The jaguar is an important symbolic animal here in Mexico. Archeologists have discovered stone and jade carvings of jaguars that are more than 3000 years old. Mayan rulers showed their power by wearing jaguar skins, claws and fangs. Images of jaguars appear in ancient Mayan hieroglyphic texts and there is a Temple of the Jaguar at the Mayan ruins in Chichen Itza.
In Mayan mythology the jaguar was the ruler of the underworld. Mayan sorcerers could transform into jaguars to face their fears or confront their enemies.
After the Spanish take over of Mexico the local Mayan people used the jaguar as a symbol of their fight against colonization.
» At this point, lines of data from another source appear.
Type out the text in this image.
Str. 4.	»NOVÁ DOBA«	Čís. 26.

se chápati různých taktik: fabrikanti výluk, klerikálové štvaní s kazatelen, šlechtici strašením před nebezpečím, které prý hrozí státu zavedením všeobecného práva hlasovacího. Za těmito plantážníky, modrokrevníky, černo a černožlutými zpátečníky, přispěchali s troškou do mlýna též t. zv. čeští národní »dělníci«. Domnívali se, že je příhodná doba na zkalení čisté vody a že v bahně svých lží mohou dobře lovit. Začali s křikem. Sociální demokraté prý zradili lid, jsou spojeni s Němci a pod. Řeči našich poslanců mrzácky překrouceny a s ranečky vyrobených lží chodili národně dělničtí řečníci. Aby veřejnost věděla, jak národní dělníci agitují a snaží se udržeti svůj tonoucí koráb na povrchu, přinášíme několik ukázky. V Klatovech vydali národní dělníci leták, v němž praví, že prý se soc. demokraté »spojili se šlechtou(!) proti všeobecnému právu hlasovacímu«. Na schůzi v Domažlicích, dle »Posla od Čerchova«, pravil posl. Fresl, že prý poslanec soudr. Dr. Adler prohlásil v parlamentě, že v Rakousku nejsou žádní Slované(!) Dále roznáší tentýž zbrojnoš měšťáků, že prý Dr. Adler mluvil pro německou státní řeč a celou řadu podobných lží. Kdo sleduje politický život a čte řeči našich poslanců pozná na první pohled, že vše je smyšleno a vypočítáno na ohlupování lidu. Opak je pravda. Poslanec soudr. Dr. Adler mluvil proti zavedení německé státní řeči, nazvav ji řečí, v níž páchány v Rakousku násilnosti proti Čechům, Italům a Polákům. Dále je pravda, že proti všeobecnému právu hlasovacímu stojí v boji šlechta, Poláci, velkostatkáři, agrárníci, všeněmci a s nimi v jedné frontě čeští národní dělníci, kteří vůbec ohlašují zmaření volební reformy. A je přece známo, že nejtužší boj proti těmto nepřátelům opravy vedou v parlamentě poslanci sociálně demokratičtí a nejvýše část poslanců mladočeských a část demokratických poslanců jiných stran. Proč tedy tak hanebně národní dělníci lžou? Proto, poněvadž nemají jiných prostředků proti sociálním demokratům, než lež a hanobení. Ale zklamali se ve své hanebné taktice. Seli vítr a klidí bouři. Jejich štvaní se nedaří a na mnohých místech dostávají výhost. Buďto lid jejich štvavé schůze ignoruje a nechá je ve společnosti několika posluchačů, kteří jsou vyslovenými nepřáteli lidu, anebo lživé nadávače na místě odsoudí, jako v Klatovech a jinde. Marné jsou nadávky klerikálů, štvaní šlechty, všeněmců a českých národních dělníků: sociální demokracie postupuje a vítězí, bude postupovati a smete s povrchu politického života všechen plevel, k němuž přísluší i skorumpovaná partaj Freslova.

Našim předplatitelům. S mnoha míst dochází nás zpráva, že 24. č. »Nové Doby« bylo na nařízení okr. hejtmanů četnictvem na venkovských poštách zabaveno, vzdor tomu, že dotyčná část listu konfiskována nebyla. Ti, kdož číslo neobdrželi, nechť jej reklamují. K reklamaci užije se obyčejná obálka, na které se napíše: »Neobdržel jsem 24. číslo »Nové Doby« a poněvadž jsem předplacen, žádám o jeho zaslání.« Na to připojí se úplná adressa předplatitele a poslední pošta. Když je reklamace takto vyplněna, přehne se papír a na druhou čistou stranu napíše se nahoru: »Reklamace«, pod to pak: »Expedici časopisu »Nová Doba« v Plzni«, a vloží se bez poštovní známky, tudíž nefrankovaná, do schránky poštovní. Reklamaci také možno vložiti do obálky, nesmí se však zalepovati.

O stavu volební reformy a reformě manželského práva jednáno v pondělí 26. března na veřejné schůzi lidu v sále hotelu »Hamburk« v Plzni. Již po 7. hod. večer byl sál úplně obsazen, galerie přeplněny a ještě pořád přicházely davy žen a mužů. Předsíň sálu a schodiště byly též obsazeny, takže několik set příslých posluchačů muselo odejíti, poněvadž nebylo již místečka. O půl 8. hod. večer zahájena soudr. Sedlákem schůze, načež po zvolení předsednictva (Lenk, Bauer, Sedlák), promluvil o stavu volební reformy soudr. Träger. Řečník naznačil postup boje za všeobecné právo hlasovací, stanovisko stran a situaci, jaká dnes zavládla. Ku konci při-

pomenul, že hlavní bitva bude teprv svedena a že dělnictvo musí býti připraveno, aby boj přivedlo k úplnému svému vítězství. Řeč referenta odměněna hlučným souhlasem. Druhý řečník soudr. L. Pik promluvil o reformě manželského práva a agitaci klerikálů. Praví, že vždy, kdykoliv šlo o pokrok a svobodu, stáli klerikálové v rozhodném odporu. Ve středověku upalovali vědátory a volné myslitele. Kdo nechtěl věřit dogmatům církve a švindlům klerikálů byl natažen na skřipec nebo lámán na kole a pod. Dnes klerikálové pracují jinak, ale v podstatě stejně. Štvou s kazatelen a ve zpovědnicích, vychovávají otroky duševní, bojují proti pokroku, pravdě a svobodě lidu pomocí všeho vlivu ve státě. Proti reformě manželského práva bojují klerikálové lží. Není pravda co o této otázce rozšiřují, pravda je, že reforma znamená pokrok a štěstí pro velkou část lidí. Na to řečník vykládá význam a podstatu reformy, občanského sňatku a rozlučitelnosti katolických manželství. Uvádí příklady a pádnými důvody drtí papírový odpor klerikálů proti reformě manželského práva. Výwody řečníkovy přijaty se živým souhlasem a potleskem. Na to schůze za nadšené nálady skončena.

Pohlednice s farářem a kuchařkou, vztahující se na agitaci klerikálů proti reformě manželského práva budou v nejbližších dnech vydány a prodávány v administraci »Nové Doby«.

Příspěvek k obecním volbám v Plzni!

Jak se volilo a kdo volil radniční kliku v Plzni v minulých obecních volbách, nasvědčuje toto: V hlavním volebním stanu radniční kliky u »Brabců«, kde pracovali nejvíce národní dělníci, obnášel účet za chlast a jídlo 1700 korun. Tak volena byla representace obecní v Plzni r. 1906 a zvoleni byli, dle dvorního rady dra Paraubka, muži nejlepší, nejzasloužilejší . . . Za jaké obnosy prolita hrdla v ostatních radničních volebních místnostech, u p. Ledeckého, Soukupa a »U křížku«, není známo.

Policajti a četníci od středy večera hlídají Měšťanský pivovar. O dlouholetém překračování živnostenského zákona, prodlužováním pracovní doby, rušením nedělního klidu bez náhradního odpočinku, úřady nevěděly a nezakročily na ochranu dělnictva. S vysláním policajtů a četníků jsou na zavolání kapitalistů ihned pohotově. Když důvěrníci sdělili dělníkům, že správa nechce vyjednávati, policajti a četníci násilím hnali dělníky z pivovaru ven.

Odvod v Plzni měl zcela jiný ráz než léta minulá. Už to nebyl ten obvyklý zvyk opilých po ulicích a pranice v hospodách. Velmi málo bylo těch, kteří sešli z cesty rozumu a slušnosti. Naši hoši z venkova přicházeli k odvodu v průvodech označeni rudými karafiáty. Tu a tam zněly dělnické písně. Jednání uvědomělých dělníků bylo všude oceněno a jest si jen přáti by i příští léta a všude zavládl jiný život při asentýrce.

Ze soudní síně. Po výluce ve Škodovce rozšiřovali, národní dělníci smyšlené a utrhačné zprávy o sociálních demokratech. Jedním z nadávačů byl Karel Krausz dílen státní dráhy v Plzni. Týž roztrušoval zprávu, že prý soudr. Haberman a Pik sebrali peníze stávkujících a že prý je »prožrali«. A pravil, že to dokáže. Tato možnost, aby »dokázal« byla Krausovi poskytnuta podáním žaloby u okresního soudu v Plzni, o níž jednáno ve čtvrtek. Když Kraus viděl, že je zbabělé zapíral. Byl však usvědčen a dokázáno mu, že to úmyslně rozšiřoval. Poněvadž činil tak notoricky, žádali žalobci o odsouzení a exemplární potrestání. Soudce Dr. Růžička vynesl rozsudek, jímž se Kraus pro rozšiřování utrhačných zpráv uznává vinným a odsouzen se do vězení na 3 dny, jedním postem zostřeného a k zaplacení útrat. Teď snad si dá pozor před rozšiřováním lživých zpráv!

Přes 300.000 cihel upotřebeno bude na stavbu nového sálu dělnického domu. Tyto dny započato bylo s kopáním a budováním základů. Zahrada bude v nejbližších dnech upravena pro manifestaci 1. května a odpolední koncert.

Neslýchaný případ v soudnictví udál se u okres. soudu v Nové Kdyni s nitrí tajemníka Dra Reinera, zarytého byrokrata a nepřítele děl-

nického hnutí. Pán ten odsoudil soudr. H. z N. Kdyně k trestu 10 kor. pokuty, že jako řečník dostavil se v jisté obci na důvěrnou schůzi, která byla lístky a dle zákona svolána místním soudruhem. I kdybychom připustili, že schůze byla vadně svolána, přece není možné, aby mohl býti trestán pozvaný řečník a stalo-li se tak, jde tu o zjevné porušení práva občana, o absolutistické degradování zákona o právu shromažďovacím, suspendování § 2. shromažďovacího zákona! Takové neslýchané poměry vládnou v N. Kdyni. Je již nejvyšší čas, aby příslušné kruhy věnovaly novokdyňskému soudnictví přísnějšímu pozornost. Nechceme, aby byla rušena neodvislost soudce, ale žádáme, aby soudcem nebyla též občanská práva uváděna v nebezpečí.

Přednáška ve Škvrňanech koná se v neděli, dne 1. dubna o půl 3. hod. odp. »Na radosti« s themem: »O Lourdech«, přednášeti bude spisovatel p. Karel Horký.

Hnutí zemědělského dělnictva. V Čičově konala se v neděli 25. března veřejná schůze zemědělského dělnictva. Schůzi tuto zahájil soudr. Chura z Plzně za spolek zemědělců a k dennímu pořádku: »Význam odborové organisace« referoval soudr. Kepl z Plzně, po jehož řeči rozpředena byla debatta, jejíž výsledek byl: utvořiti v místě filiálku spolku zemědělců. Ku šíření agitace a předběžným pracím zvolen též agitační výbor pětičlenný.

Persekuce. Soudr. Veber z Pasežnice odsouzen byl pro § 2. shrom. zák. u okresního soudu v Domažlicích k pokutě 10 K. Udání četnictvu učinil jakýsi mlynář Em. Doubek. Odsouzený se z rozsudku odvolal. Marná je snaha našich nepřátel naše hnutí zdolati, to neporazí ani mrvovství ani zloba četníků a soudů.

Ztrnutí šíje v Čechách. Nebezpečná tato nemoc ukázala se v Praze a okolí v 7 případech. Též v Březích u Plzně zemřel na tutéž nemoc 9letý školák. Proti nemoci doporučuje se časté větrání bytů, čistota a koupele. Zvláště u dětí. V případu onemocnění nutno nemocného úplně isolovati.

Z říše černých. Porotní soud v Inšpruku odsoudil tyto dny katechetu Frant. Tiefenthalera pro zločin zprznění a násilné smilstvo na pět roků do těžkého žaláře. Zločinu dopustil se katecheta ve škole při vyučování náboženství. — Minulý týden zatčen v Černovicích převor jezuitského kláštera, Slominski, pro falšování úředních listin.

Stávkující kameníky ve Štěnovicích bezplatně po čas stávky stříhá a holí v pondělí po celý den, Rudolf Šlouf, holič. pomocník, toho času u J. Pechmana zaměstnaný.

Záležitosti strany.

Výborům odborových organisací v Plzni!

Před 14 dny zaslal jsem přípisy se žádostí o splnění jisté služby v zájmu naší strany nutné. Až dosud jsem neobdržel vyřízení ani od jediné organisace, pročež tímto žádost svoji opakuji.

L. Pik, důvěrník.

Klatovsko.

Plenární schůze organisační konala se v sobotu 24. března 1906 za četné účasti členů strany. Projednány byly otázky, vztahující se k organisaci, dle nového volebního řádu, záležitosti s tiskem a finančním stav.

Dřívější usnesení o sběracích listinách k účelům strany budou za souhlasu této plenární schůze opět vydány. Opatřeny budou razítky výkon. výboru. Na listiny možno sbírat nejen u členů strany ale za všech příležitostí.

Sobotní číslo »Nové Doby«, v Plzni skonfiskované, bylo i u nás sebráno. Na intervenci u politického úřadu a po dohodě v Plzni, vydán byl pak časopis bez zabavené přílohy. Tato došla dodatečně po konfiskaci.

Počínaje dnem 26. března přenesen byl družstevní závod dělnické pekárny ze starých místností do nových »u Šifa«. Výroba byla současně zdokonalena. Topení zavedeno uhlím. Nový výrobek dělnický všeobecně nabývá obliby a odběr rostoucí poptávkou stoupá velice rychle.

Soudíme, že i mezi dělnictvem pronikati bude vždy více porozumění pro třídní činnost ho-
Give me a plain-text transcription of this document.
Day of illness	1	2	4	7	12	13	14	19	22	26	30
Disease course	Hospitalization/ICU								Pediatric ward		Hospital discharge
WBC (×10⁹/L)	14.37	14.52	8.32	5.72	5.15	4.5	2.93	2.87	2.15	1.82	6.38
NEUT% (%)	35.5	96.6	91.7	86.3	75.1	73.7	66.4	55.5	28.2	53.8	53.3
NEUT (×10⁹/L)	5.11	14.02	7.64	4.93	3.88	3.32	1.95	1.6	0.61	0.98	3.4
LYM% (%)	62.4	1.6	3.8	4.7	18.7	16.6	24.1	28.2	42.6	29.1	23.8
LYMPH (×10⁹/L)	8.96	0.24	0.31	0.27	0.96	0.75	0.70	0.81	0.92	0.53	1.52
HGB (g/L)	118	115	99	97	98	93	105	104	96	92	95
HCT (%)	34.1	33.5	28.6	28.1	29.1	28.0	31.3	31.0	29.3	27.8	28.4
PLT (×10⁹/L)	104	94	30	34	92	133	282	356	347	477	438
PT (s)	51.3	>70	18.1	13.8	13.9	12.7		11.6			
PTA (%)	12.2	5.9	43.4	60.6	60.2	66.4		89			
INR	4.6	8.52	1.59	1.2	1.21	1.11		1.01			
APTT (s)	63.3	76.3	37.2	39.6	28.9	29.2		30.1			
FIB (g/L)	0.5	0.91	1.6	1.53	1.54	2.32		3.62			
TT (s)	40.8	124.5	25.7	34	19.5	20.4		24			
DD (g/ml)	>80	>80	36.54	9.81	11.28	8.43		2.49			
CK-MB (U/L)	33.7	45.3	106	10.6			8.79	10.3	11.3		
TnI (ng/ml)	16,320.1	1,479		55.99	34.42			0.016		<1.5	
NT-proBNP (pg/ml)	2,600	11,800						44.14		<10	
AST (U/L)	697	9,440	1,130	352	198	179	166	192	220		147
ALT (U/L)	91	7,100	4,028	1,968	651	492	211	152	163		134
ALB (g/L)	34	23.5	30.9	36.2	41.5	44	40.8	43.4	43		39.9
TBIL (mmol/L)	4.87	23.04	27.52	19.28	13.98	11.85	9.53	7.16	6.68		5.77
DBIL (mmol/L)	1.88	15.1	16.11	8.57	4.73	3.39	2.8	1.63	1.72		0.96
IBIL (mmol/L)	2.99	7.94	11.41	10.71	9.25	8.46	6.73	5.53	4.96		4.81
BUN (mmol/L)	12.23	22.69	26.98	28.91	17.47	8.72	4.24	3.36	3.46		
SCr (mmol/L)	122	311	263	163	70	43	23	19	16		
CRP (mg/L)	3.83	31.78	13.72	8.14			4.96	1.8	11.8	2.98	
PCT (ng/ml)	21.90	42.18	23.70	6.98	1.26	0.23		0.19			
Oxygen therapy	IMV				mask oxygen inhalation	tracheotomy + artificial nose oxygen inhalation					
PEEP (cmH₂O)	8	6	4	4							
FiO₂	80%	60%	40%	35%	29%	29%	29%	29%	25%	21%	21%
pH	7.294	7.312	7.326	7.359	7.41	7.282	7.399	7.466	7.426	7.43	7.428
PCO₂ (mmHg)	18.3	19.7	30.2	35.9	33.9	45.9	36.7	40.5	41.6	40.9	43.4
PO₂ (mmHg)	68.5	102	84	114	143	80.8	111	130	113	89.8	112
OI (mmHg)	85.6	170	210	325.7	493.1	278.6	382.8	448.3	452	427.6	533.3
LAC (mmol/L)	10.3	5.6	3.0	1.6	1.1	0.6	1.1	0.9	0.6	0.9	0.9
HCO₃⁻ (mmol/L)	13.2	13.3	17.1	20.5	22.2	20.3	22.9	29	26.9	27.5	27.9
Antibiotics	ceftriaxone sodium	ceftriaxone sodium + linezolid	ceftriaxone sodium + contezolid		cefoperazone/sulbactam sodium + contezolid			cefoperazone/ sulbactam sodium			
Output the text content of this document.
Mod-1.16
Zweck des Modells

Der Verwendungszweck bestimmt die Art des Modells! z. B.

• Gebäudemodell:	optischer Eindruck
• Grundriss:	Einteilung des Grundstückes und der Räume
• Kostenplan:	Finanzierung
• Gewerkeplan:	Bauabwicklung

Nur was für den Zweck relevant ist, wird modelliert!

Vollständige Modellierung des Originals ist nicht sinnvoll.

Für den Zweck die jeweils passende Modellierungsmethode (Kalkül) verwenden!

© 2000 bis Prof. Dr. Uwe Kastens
Because of all that history and symbolism I see jaguar images everywhere here in the Yucatan and I mean everywhere! In the last few days I have even found jaguars in bathrooms in two different places.
The Folk Art Museum in Merida is located in an old home. Each room of the house features artists from different provinces of Mexico. There happens to be a bathroom in the section of the house featuring artists from Chiapas and so two jaguars created by artist Alberto Bautista Gomez are on display there posed just in front of the urinal and toilet. On Friday I was on an art gallery walk in Merida and asked to use the washroom at the Soho Art Gallery. I was sitting on the toilet and looked up and lo and behold there was another jaguar looking right at me!
If you visit the Yucatan province in Mexico be prepared to see jaguars everywhere! Including in the bathroom!